Outside of the womb mothers nurture in a way that men cannot.  People call my family old-fashioned because my wife stays at home, and some hint at a repressive attitude – we’re “patriarchal” and such (to which I say thank you and you’re welcome).  My wife is not at home because she is unable to do the work that men do, she’s at home because men can’t do the work that she does.  No one can – no expert, state, or man.  Her body literally sustains the children, and that is merely a symbol for the daily nourishment she provides this home in body and soul.   And I’ve now been working from a home office for nearly 3 years and I’ve learned something: the mother’s work is actually harder physically, emotionally, physically than most working dads probably realize.  I’ve had a good variety of experiences in the office, on the jobsite and farm, and in the ditch, but none of it compared to the struggles of a mother with young children.  It’s astoundingly hard work.

And let’s be clear: the world does not place a high value on the moms at home.  If they were running marathons and climbing the corporate ladder you would hear praises all day, but instead they suffer those disdainful stares at the grocery store.  You know, the stares that ask, “Look at all these kids – do you hate the planet?”

The mother’s work is the care of immortal souls, and a variety of care that is close and intimate– a beautiful mystery. There is a time when the kids grow and stretch forth from her side more into the world of the “other”, of the father.  But in the mean time the bond of mother and child is practically of the same flesh.  Children often forget to tell their mothers “thank you” because it would be like telling themselves “thank you” – they know deeply their existence and hers is like one thing.  The father’s offering of his “seed” is more distant than the fleshly union of a mother and child.  You can even sense the desire for that flesh to be reunited when apart in Mary’s Assumption – its almost as if Jesus was in a hurry for that specific bodily resurrection, simply because of her motherhood.  It’s a special communion. In short: the mother’s work has more mystery and even value than a man’s temporal work.  Even the platonic form of the homesteading father merely grows the food for his family, the mother still prepares and brings the nourishment to the lips of her babes.

We all know the family is in trouble, at least those that are sane know.  This most basic and obvious of human realities is getting distorted.  And I’m not only talking about the perverse pseudo-family experiments out there, but the distortions right in “normal” homes—the chaos and error being force fed into our sanctuaries—the screens that steal hours from us; the advertisements that try to jam happiness into plastic toys and gadgets, creating false ideals that drive us to be shallow consumers.

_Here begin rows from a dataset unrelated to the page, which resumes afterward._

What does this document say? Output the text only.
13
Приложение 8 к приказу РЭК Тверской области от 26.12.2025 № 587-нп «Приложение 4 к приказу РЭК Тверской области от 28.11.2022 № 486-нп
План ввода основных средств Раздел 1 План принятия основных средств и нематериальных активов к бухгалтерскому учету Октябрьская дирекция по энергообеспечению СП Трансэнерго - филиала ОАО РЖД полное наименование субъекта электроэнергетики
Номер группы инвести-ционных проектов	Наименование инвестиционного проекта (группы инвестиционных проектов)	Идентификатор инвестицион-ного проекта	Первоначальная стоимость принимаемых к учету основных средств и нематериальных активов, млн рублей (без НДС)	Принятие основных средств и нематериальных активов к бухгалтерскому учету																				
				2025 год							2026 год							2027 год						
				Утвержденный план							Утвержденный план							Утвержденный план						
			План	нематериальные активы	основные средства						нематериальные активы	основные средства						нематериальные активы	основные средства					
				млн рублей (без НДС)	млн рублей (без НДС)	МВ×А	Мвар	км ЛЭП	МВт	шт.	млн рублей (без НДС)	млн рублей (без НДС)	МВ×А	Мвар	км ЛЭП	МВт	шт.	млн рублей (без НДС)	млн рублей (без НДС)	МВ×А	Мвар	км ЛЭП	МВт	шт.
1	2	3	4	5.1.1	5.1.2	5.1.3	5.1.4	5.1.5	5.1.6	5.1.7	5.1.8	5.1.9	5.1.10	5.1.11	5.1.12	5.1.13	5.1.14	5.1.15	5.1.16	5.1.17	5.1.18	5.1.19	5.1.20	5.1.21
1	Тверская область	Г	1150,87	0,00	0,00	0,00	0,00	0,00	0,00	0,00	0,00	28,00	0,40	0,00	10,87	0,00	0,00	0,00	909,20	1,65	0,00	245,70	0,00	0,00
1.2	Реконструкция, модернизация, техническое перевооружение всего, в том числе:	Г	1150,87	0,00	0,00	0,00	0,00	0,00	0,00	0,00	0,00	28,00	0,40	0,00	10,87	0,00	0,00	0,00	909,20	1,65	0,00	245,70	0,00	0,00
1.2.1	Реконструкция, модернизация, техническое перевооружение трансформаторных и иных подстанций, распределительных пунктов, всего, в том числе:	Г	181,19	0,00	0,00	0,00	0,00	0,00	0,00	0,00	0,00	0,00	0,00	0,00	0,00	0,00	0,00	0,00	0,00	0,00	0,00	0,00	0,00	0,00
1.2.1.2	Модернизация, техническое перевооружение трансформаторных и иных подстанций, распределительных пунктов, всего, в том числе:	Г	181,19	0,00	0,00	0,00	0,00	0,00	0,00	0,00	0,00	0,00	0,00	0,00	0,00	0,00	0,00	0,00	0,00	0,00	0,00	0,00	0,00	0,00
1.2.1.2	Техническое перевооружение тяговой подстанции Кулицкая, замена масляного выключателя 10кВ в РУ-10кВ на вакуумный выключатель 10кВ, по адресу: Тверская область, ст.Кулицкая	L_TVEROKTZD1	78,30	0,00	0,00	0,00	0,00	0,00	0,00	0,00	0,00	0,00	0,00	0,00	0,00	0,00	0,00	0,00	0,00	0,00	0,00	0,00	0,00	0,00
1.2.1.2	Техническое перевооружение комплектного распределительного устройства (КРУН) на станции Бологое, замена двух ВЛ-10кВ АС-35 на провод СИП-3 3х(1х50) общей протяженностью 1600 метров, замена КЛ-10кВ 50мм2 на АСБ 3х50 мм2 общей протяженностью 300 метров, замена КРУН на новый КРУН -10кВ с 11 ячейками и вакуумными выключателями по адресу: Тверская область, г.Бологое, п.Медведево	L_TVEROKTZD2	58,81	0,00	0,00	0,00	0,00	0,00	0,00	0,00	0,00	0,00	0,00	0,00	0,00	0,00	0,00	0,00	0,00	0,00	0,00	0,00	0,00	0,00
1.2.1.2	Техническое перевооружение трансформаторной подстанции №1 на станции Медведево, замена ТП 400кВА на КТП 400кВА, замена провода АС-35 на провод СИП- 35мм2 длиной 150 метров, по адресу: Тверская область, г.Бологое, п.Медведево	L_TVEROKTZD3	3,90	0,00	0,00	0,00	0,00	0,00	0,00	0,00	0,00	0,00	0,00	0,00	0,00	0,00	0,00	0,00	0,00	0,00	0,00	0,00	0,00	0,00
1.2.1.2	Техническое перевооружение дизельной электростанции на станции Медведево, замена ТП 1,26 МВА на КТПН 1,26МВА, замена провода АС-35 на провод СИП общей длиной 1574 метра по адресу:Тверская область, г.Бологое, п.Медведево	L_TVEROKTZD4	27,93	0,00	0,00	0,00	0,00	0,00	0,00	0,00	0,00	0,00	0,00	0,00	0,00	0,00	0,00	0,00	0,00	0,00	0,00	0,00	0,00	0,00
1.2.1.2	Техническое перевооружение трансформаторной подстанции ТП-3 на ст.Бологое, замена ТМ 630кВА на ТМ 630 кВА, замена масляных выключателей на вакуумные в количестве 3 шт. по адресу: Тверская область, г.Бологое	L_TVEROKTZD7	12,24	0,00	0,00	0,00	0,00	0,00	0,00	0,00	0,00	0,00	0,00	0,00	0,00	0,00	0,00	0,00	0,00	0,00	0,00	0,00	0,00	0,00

Men, do you want to fight back?  Love your wife!  How can you restore the family?  Restore your marriage!  We cannot properly love our kids or champion the full and holy vision of the family without properly loving our wives.  That debt I said you owe – pay it.  Your wife needs to feel and know that you see her, know that she suffers for love, and is highly priced in your eyes.  Pay it in kindness, service, and verbally expressed gratitude.  Write a note, a letter, a poem.  You’re tired when you get home?  So is she – splash some cold water on your face and get in there!  At least you can go to the bathroom in peace – she might not even get that much quiet time in a day!

“The way to restore the family,” recommends John Senior, “is to bring to incandescent exercise the latent fruits of love in husbands and wives, which they have received as supernatural habits in the sacrament of marriage.”  Senior says that a husband and wife should long to be united, that like the notes of Gregorian chant which strain away from a central note always come back to that note – being separate is necessary but hard.  Let her know that it’s hard.  Remind yourself of that!  Examine yourself constantly knowing that you must take a break from loving your wife in order to go to work, not that you must take a break from work to sleep and eat at home where your wife lives.  When you return home, to the center of your life, set your mind and heart to the task of a lifetime, because that’s your true commitment in life, your sole vow that was ratified by heaven.

I love you Katie.  Thank you.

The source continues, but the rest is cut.